I dropped my MP a line on Friday care of the brilliant Fix Parliament device, to let him know I was actually quite bothered about Lords Reform and could he please do the right thing and support it.
Now, I know Zac is one of the 100 or so named Tory rebels - so there was a more than a touch of hope over expectation in my note. However, to be fair, Zac replied in less than 24 hours (this is the second time in a week I have been fair to Zac, I must stop this...) and I have printed his answer below.
I don't agree with it - so I have annotated his note with my observations (in red), which I'll send on to him via Twitter and e-mail anon.
Dear Mr Morris,
Thanks for getting in touch.
My pleasure, I’m touched that you have replied.
I strongly support reform of the Lords, but the current proposals make zero sense to me, and I will oppose them.
I very strongly believe that the Lords should continue to exist for the real experts, as it does to some extent now, and that it should not become a depository for yet more seedy elected politicians. If anyone is in any doubt about the value of having a checking/ revising/scrutinizing Chamber made up of real experts, I would direct them to Hansard recordings of more or less any debate. The quality of debate in the Lords massively exceeds debates in the Commons.
I find this a very odd argument. The inference is that you believe all elected politicians to be ‘seedy’. This is surely an argument for revision of The House of Commons, not the Lords. I would concur that the behaviour and standards of The Commons leaves a lot to be desired. But the argument that the reason standards are poor is because the members are elected is something of an affront to democracy and the democratic process. Change the way the Commons works by all means - but you are quite wrong to equate democracy with seediness.
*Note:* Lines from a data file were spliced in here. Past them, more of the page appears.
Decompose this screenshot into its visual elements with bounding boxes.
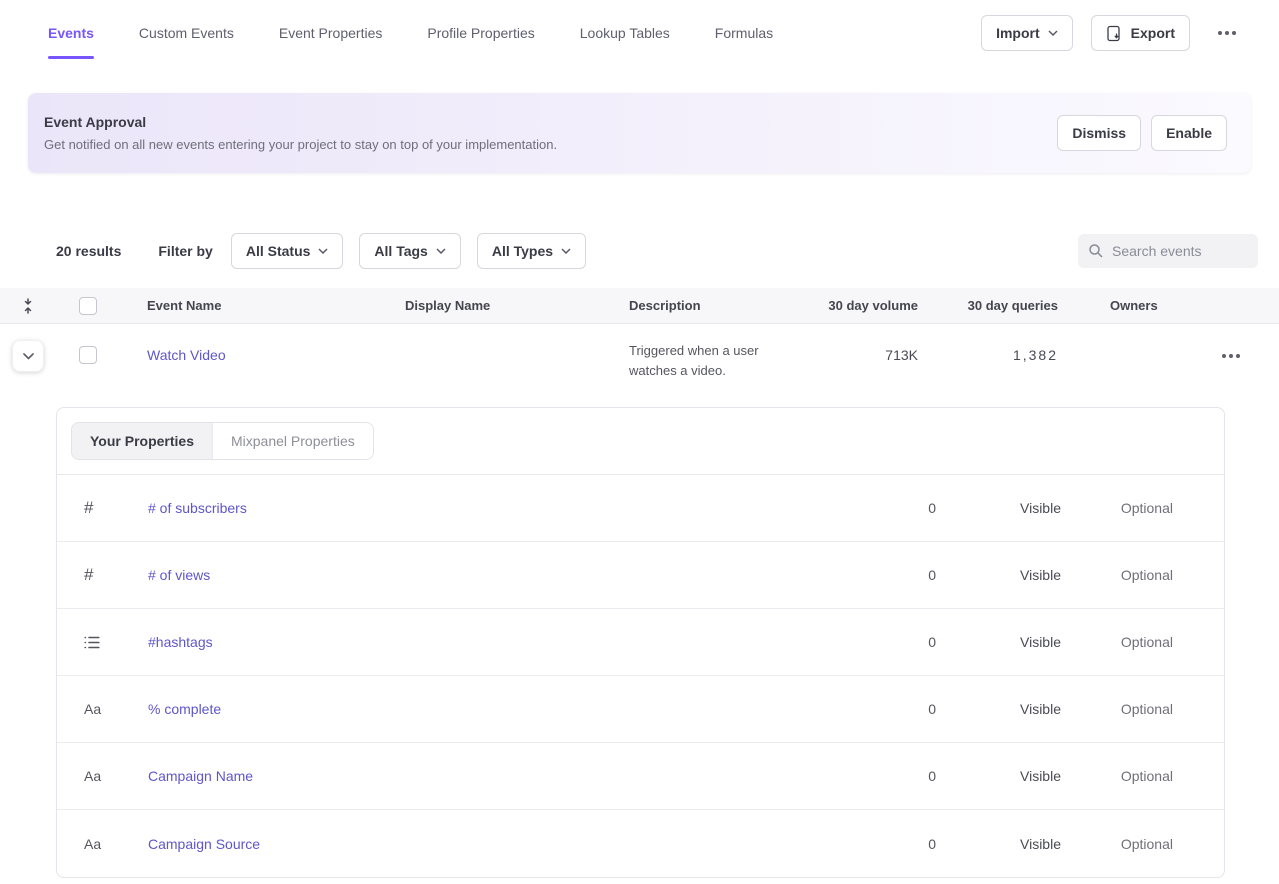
banner-actions: Dismiss Enable	[1057, 115, 1227, 151]
column-owners: Owners	[1070, 298, 1200, 313]
property-requirement: Optional	[1061, 768, 1173, 784]
search-input[interactable]	[1112, 243, 1248, 259]
nav-actions: Import Export	[981, 15, 1240, 51]
property-count: 0	[826, 567, 936, 583]
row-more-icon[interactable]	[1218, 348, 1244, 364]
top-navigation: Events Custom Events Event Properties Pr…	[0, 0, 1279, 66]
event-queries: 1,382	[930, 338, 1070, 363]
properties-tab-bar: Your Properties Mixpanel Properties	[57, 408, 1224, 475]
properties-panel: Your Properties Mixpanel Properties # # …	[56, 407, 1225, 878]
column-volume: 30 day volume	[820, 298, 930, 313]
number-type-icon: #	[84, 498, 93, 518]
property-name-link[interactable]: Campaign Name	[148, 768, 826, 784]
number-type-icon: #	[84, 565, 93, 585]
chevron-down-icon	[318, 248, 328, 254]
property-visibility: Visible	[936, 836, 1061, 852]
property-requirement: Optional	[1061, 701, 1173, 717]
banner-text: Event Approval Get notified on all new e…	[44, 114, 1057, 152]
banner-description: Get notified on all new events entering …	[44, 137, 1057, 152]
properties-segmented-control: Your Properties Mixpanel Properties	[71, 422, 374, 460]
event-description: Triggered when a user watches a video.	[629, 338, 789, 381]
filter-by-label: Filter by	[158, 243, 212, 259]
text-type-icon: Aa	[84, 701, 101, 717]
property-requirement: Optional	[1061, 836, 1173, 852]
more-options-icon[interactable]	[1214, 25, 1240, 41]
property-name-link[interactable]: Campaign Source	[148, 836, 826, 852]
property-count: 0	[826, 836, 936, 852]
event-volume: 713K	[820, 338, 930, 363]
property-visibility: Visible	[936, 768, 1061, 784]
event-name-link[interactable]: Watch Video	[147, 338, 226, 363]
collapse-all-icon[interactable]	[21, 298, 35, 314]
enable-button[interactable]: Enable	[1151, 115, 1227, 151]
select-all-checkbox[interactable]	[79, 297, 97, 315]
text-type-icon: Aa	[84, 836, 101, 852]
property-visibility: Visible	[936, 701, 1061, 717]
property-row: Aa Campaign Source 0 Visible Optional	[57, 810, 1224, 877]
tags-filter-dropdown[interactable]: All Tags	[359, 233, 460, 269]
types-filter-dropdown[interactable]: All Types	[477, 233, 586, 269]
property-count: 0	[826, 500, 936, 516]
property-row: # # of views 0 Visible Optional	[57, 542, 1224, 609]
chevron-down-icon	[23, 353, 34, 360]
property-name-link[interactable]: % complete	[148, 701, 826, 717]
property-name-link[interactable]: # of views	[148, 567, 826, 583]
search-events-box	[1078, 234, 1258, 268]
property-name-link[interactable]: #hashtags	[148, 634, 826, 650]
list-type-icon	[84, 636, 100, 649]
property-row: Aa % complete 0 Visible Optional	[57, 676, 1224, 743]
tab-events[interactable]: Events	[48, 0, 94, 66]
property-requirement: Optional	[1061, 500, 1173, 516]
property-row: #hashtags 0 Visible Optional	[57, 609, 1224, 676]
filter-bar: 20 results Filter by All Status All Tags…	[0, 233, 1279, 269]
property-visibility: Visible	[936, 500, 1061, 516]
status-filter-dropdown[interactable]: All Status	[231, 233, 344, 269]
export-button-label: Export	[1131, 25, 1175, 41]
column-event-name: Event Name	[120, 298, 405, 313]
property-visibility: Visible	[936, 634, 1061, 650]
export-csv-icon	[1106, 25, 1123, 42]
property-row: Aa Campaign Name 0 Visible Optional	[57, 743, 1224, 810]
chevron-down-icon	[436, 248, 446, 254]
tab-mixpanel-properties[interactable]: Mixpanel Properties	[212, 423, 373, 459]
tags-filter-label: All Tags	[374, 243, 427, 259]
dismiss-button[interactable]: Dismiss	[1057, 115, 1141, 151]
chevron-down-icon	[1048, 30, 1058, 36]
import-button-label: Import	[996, 25, 1040, 41]
import-button[interactable]: Import	[981, 15, 1073, 51]
event-row: Watch Video Triggered when a user watche…	[0, 324, 1279, 381]
export-button[interactable]: Export	[1091, 15, 1190, 51]
property-count: 0	[826, 701, 936, 717]
text-type-icon: Aa	[84, 768, 101, 784]
tab-event-properties[interactable]: Event Properties	[279, 0, 383, 66]
column-queries: 30 day queries	[930, 298, 1070, 313]
table-header: Event Name Display Name Description 30 d…	[0, 288, 1279, 324]
property-count: 0	[826, 768, 936, 784]
property-requirement: Optional	[1061, 567, 1173, 583]
property-visibility: Visible	[936, 567, 1061, 583]
event-approval-banner: Event Approval Get notified on all new e…	[28, 93, 1251, 173]
property-requirement: Optional	[1061, 634, 1173, 650]
property-name-link[interactable]: # of subscribers	[148, 500, 826, 516]
tab-custom-events[interactable]: Custom Events	[139, 0, 234, 66]
banner-title: Event Approval	[44, 114, 1057, 130]
status-filter-label: All Status	[246, 243, 311, 259]
results-count: 20 results	[56, 243, 121, 259]
property-count: 0	[826, 634, 936, 650]
tab-formulas[interactable]: Formulas	[715, 0, 773, 66]
tab-your-properties[interactable]: Your Properties	[72, 423, 212, 459]
search-icon	[1088, 243, 1104, 259]
tab-lookup-tables[interactable]: Lookup Tables	[580, 0, 670, 66]
types-filter-label: All Types	[492, 243, 553, 259]
column-display-name: Display Name	[405, 298, 629, 313]
tab-profile-properties[interactable]: Profile Properties	[427, 0, 534, 66]
collapse-row-button[interactable]	[12, 340, 44, 372]
property-row: # # of subscribers 0 Visible Optional	[57, 475, 1224, 542]
column-description: Description	[629, 298, 820, 313]
row-checkbox[interactable]	[79, 346, 97, 364]
chevron-down-icon	[561, 248, 571, 254]
nav-tabs: Events Custom Events Event Properties Pr…	[48, 0, 981, 66]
Second, the hierarchy between the two Chambers is important. No one will benefit if the Second Chamber seeks to become more than a checking/revising/scrutinising Chamber. That is a real risk.
Safeguards against this are built into the legislation ensuring the primacy of the Commons. If those safeguards are insufficient, you should revise them in the ensuing debate – not throw out a revision we have been waiting on for 100 years on the basis that you feel the wording is insufficiently robust.
Third, It concerns me that the proposal would allow people to stand for office just once, and then hold office for 14 years, during which time they will not in any way feel the pressure of democratic accountability, as they can neither be sacked, nor re-elected. They will have the democratic mandate of MPs, but without any accountability.
Strange then that you would vote for the status quo. The House of Lords currently has more members over the age of 90 than under the age of 40. The majority of members do not even attend, and many choose to vote on one or two issues that truly ‘matter’ to them as opposed to looking at the legislative programme as a whole. I note you start your letter by stating that you want reform – yet you intend to vote to maintain this ludicrous, unaccountable status quo. Opposing the legislation tomorrow supports a less democratic and accountable system than the one proposed. You may not think the new system is perfect – but you are supporting a far more imperfect one.
Fourth, the proposal is for a PR-based system, which is effectively a system of appointment by Party leaders (who create the lists, and put their loyal favourites at the top).
Oh, come of it. Pop into the House of Lords. With the exception of the Hereditary peers and the Bishops, neither of whom should be sitting there anyway, the place is stuffed full of ex politicians placed there thanks to party patronage, many of them ex MPs who the electorate have decided should no longer represent them but find themselves a retirement home for life. The suggestion that the current system – or any system based on appointment of ‘the right sort of people’ – is more worthy than any democratic mandate is bizarre.
Fight for more open lists by all means as the legislation is debated. I would agree with that. I think many of our finest Parliamentarians are independents. But opposing change tomorrow means patronage of the party faithful will continue unchecked.
As I said, I strongly support reform of the Lords, but not this. I would for instance back Lord Steel’s proposals, which have been endorsed by a very broad section of the Lords. In short, he is calling for: the establishment of a cross-party selection committee (removing the PM’s powers of patronage); introducing a mechanism for retiring Peers (and reducing the number to roughly 450); removal of peers for criminality. I suspect that most of my colleagues would support him, and we would see a tighter, clearer, cleaner and more independent revising chamber as a result.
I’m glad you support reform Zac, I accept your genuine concerns about the retirement of Peers and removal for criminality (both of which I would agree with) – but your actions tomorrow do the opposite of what you intend. The current proposals are not cooked up to favour one party or another – they have come about through a cross party group of parliamentarians who genuinely want to see the Lords as a democratically mandated and accountable piece of the legislature, and your colleagues – who will not on the whole be especially seedy – deserve your support.